“I didn’t even know you were still in school.”
“What, you thought I’d drop out?”
“No, opposite, actually. Kinda. Thought you’d be in with the four years-flat team.”
“Yeah, well… late on registration once, it all gets bogged down. Feels like.”
I reach for a smoke. Not from any real urge, just to buy myself a tug’s extra second between remarks. Dwell over my words without revealing to her that I’m looming, unsure of myself, uneasy beside her. I left them at home. Empty pocket feels like that reluctant step from the hospital bed into the pit, only to realize there’s a fall of many miles and flame springs up. Then you cling to infirmity. She speaks first: Tombstone tumbling to catch or bonk me over the head in collapse.
“Hm, tell me about it. I thought I’d be running around downtown with a degree like two years ago. But here I am. Pretty sure I still have a second-year class in my timetable, too.”
“Once we have it, that’s it.” I zipped up my jacket. Breeze was picking up and the bus was still out of sight. “I gotta imagine the hustle feels pretty stupid, at that point.” Looking forward, to the spinning dimensions of the stagnant cubicle, your own square. Bevelling your eye’s edge, stunting the rebel soul’s razor on grainy carpeting, vacuumed morning then afternoon. “I don’t think we have anywhere else to be right now, really.”
“Yeah, that’s a good way of looking at it, actually.” We both wanted to put our earbuds back in. I liked to believe she was also flattered, that I suspended the drums and the guitars and the screamers. “I don’t know,” she began. “I always sorta decided different ages were for different things, you know? Kinda ordered my expectations around that. Like 20 I’d be fully academic, 25 I’d be professional… It’s weird. I feel pretty adult, but like I don’t know anything.”

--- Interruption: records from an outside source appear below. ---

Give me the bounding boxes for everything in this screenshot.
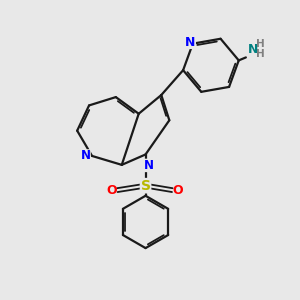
Text: H: H [256, 39, 265, 49]
Text: O: O [172, 184, 183, 196]
Text: N: N [248, 43, 258, 56]
Text: S: S [140, 179, 151, 193]
Text: N: N [185, 36, 196, 49]
Text: N: N [143, 159, 154, 172]
Text: N: N [81, 149, 91, 162]
Text: H: H [256, 50, 265, 59]
Text: O: O [106, 184, 117, 196]
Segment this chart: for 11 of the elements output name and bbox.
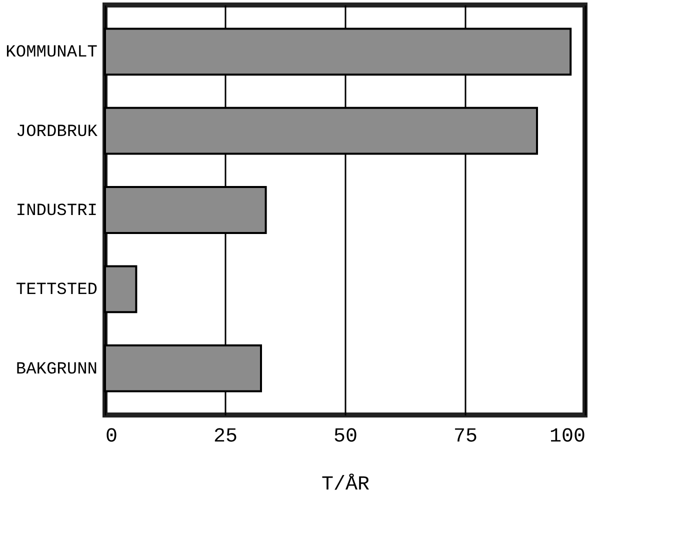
y-tick-label: TETTSTED [16, 281, 98, 300]
x-tick-label: 50 [333, 426, 358, 448]
x-tick-label: 75 [453, 426, 478, 448]
x-tick-label: 0 [106, 426, 118, 448]
x-tick-label: 100 [549, 426, 586, 448]
y-tick-label: JORDBRUK [16, 122, 98, 142]
y-tick-label: KOMMUNALT [6, 44, 98, 63]
x-axis-title: T/ÅR [321, 474, 370, 496]
x-tick-label: 25 [213, 426, 238, 448]
y-tick-label: BAKGRUNN [16, 360, 98, 380]
y-tick-label: INDUSTRI [16, 202, 98, 221]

There was a scratch in her throat, like the static of a wire. Recording for the right frequency, an accolade in happenstance. In her mind, in her circles, this little chat between other things could well be an immortalization of my own youth. As if words unrehearsed could ever mean an impact. I didn’t want continued contact, maybe just for her to vouch for me if my name came up. That wasn’t her responsibility.
The story has been illicitly taken; should you find it on Amazon, report the infringement.
“After high school, I saw a prodigy in the mirror.” The bus appeared, a block away. “Nothing like higher education to make you feel like a fucking idiot.”
“Are you happy with your program, at least?”
“Eh…” Are ghosts good conversationalists? Wouldn’t know until I was haunted. “It’s not bad. How ‘bout you?”
“Yeah, it’s cool. I mean, I love theatre, so if it was up to me I would’ve done acting, but I’m learning useful things.”
“Who’s it up to?”
“Oh, you know what I mean… Like if I didn’t need to afford rent, and groceries and shit.”
“Yeah, I hear that. I would’ve flipped a coin and picked an art, probably.”
“You don’t really pick it, though, right? It’s just kinda… like, it’s there.”
She chucked her cornerstore poetry at my feet and I stumbled. There’s never a clear reason for the lie, you’re just false and in bed you regret it. Sooner or later, you shift onto your other side and forget. The bus arrives. She gets on and I nod goodbye.
“Well, good luck with it,” I tell her.
She just nods and smiles.
There’s no second act and I sense it. Maybe we write to fabricate the plotlines we’re beneath. I watch my bus leave without me and decide to head home. It’s her territory. There’s an obtrusion in my jacket and I realize I had my smokes all along, then like a jittery pup let out its cage for kibble, I start clawing at one. It bends in the extraction and suddenly there’s hate in my heart, right under that enlivened little lung pain. I kicked a fence and no doubt looked stupid doing it. Somehow, my music came back louder.
As a child, loitering around the kitchen was forbidden, coming along for grocery shopping, obnoxious. Tapping the hip, thrusting up art to be beheld and stuck to the fridge was burden, spurned for later and later survived illness and graduation and death. Early on, I memorized the jingle the bottle makes when it kisses the glass. You type long, loudly, against sleep to drown the noise of the crying upstairs. My room was dark and my bed never fit, cold feet stepping into school-shoes. The greatest treat was tap-water; could gorge and not feel wasteful. Learn to accept what you won't get by the time you shut the screen down, plug in, and charge. I still don’t clean my screen. They might see the glamour, the shine, and name me ungrateful. I’m grateful for nothing, and the cigarette tastes sweet.
A blackbird sits the fence. It hears my veiled coughing and smirks, then the feathers turn to wiser wildlife. This is the background of a morbid documentary; a side-story we never hear and rather wouldn’t guess at. She was wrong and right: you can be an adult and not know a damn thing.